Echo Park's Dream Center shows off its new floor and facilities

Ashley Myers-Turner/KPCC

The Dream Center has been providing services to the area's homeless, mentally ill and substance abusers for nearly two decades.

Ashley Myers-Turner/KPCC

Women who are currently receiving treatment on the newly renovated women's recovery floor meet Mayor Villaraigosa and tell him stories about their recovery and their personal relationships with the Dream Center.

Ashley Myers-Turner/KPCC

Los Angeles, Calif., Mayor Antonio Villaraigosa and Pastor Matthew Barnett tour the Dream Center in Echo Park on April 4, 2012.

Ashley Myers-Turner/KPCC

The center is adding 500 new beds in order to serve a larger community of foster youth age 18-25 that age out of the foster care system.

Ashley Myers-Turner/KPCC

The city has long provided funding to the Dream Center, allowing it to renovate its offices and build an additional educational floor.

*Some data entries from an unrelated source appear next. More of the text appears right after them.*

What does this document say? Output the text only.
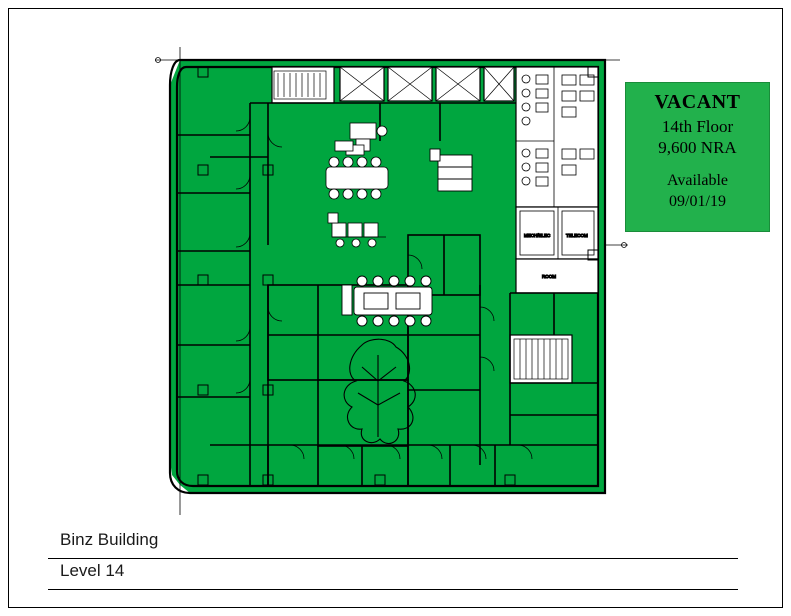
MECH/ELEC	TELECOM
ROOM
VACANT
14th Floor
9,600 NRA
Available
09/01/19
Binz Building
Level 14
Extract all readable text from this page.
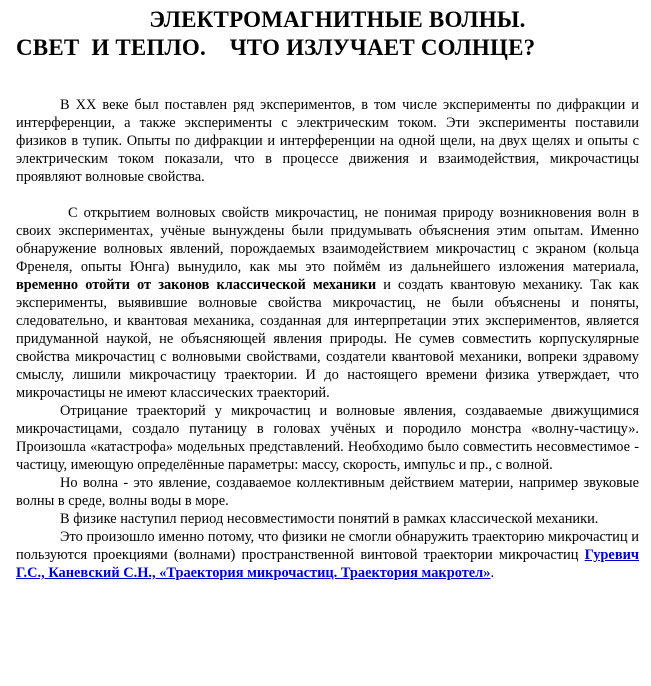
ЭЛЕКТРОМАГНИТНЫЕ ВОЛНЫ.
СВЕТ  И ТЕПЛО.    ЧТО ИЗЛУЧАЕТ СОЛНЦЕ?

В XX веке был поставлен ряд экспериментов, в том числе эксперименты по дифракции и интерференции, а также эксперименты с электрическим током. Эти эксперименты поставили физиков в тупик. Опыты по дифракции и интерференции на одной щели, на двух щелях и опыты с электрическим током показали, что в процессе движения и взаимодействия, микрочастицы проявляют волновые свойства.

С открытием волновых свойств микрочастиц, не понимая природу возникновения волн в своих экспериментах, учёные вынуждены были придумывать объяснения этим опытам. Именно обнаружение волновых явлений, порождаемых взаимодействием микрочастиц с экраном (кольца Френеля, опыты Юнга) вынудило, как мы это поймём из дальнейшего изложения материала, временно отойти от законов классической механики и создать квантовую механику. Так как эксперименты, выявившие волновые свойства микрочастиц, не были объяснены и поняты, следовательно, и квантовая механика, созданная для интерпретации этих экспериментов, является придуманной наукой, не объясняющей явления природы. Не сумев совместить корпускулярные свойства микрочастиц с волновыми свойствами, создатели квантовой механики, вопреки здравому смыслу, лишили микрочастицу траектории. И до настоящего времени физика утверждает, что микрочастицы не имеют классических траекторий.

Отрицание траекторий у микрочастиц и волновые явления, создаваемые движущимися микрочастицами, создало путаницу в головах учёных и породило монстра «волну-частицу». Произошла «катастрофа» модельных представлений. Необходимо было совместить несовместимое - частицу, имеющую определённые параметры: массу, скорость, импульс и пр., с волной.

Но волна - это явление, создаваемое коллективным действием материи, например звуковые волны в среде, волны воды в море.

В физике наступил период несовместимости понятий в рамках классической механики.

Это произошло именно потому, что физики не смогли обнаружить траекторию микрочастиц и пользуются проекциями (волнами) пространственной винтовой траектории микрочастиц Гуревич Г.С., Каневский С.Н., «Траектория микрочастиц. Траектория макротел».
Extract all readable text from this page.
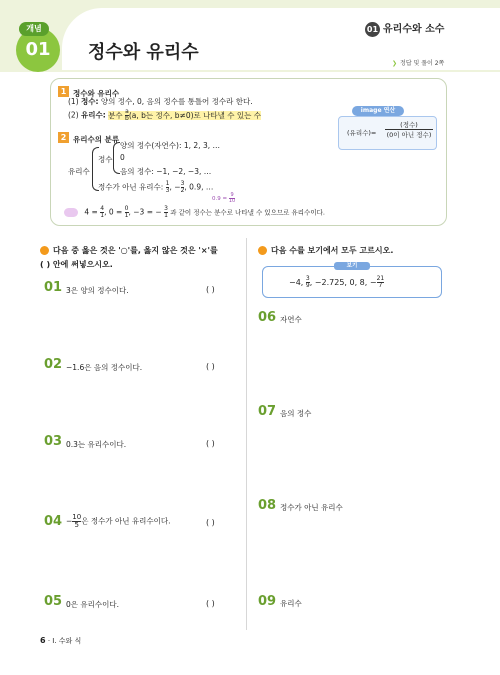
01
개념
정수와 유리수
01 유리수와 소수
❯ 정답 및 풀이 2쪽
1 정수와 유리수
(1) 정수: 양의 정수, 0, 음의 정수를 통틀어 정수라 한다.
(2) 유리수: 분수 $\frac{a}{b} (a$, b는 정수, b≠0)로 나타낼 수 있는 수
2 유리수의 분류
유리수
정수
양의 정수(자연수): 1, 2, 3, …
0
음의 정수: −1, −2, −3, …
정수가 아닌 유리수: $\frac{1}{3}$ , − $\frac{3}{2}$ , 0.9, …
$0.9 = \frac{9}{10}$
image 연산
(유리수)=
(정수)
(0이 아닌 정수)
$4 = \frac{4}{1}$ , $0 = \frac{0}{1}$ , −3 = − $\frac{3}{1}$ 과 같이 정수는 분수로 나타낼 수 있으므로 유리수이다.
다음 중 옳은 것은 '○'를, 옳지 않은 것은 '×'를
( ) 안에 써넣으시오.
01 3은 양의 정수이다.	( )
02 −1.6은 음의 정수이다.	( )
03 0.3는 유리수이다.	( )
$04 - \frac{10}{5}$ 은 정수가 아닌 유리수이다.	( )
05 0은 유리수이다.	( )
다음 수를 보기에서 모두 고르시오.
−4, $\frac{3}{9}$ , −2.725, 0, 8, − $\frac{21}{7}$
보기
06 자연수
07 음의 정수
08 정수가 아닌 유리수
09 유리수
6 · I. 수와 식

Echo Park's Dream Center showed off its recently upgraded facilities to the mayor and press Wednesday. The center has been providing services to the area's homeless, mentally ill and substance abusers for nearly two decades.

Mayor Villaraigosa met with the center's head, Pastor Matthew Barnett, for a tour of the center.

"I choose to look at this not from the monetary savings, but from the savings of lives," said Villaraigosa. "I see talent here, I see great futures here."

The city has long channeled funding to the center, allowing it to renovate its offices and build an additional "educational floor," designed for those residents and visitors completing a GED or participating in an Alcoholics Anonymous program.

Dream Center staff said they hope the additions will allow them to better serve foster youth who have aged out of the city adoption system, as well as single mothers struggling to hold down jobs.

“I’ve been here for three years now," said Amber, one of the center's third-floor residents. "I found this actually on the internet and came here and saw the pictures," she said. "I saw happiness in people. I saw something that I never had and that I really longed for and I just didn’t know how to get it."

Staff said they hope the renovations will allow them to assist an additional 400-500 people, on top of the 700 they currently serve.

"My dad was a pastor as well," said Barnett, discussing his vision for the center. "We both came [to Los Angeles] thinking that we were going to build a traditional church and speak on Sundays. And we came here and we just felt that we didn’t want to be great pastors. We just wanted to be city janitors, walking into city streets and picking up broken pieces."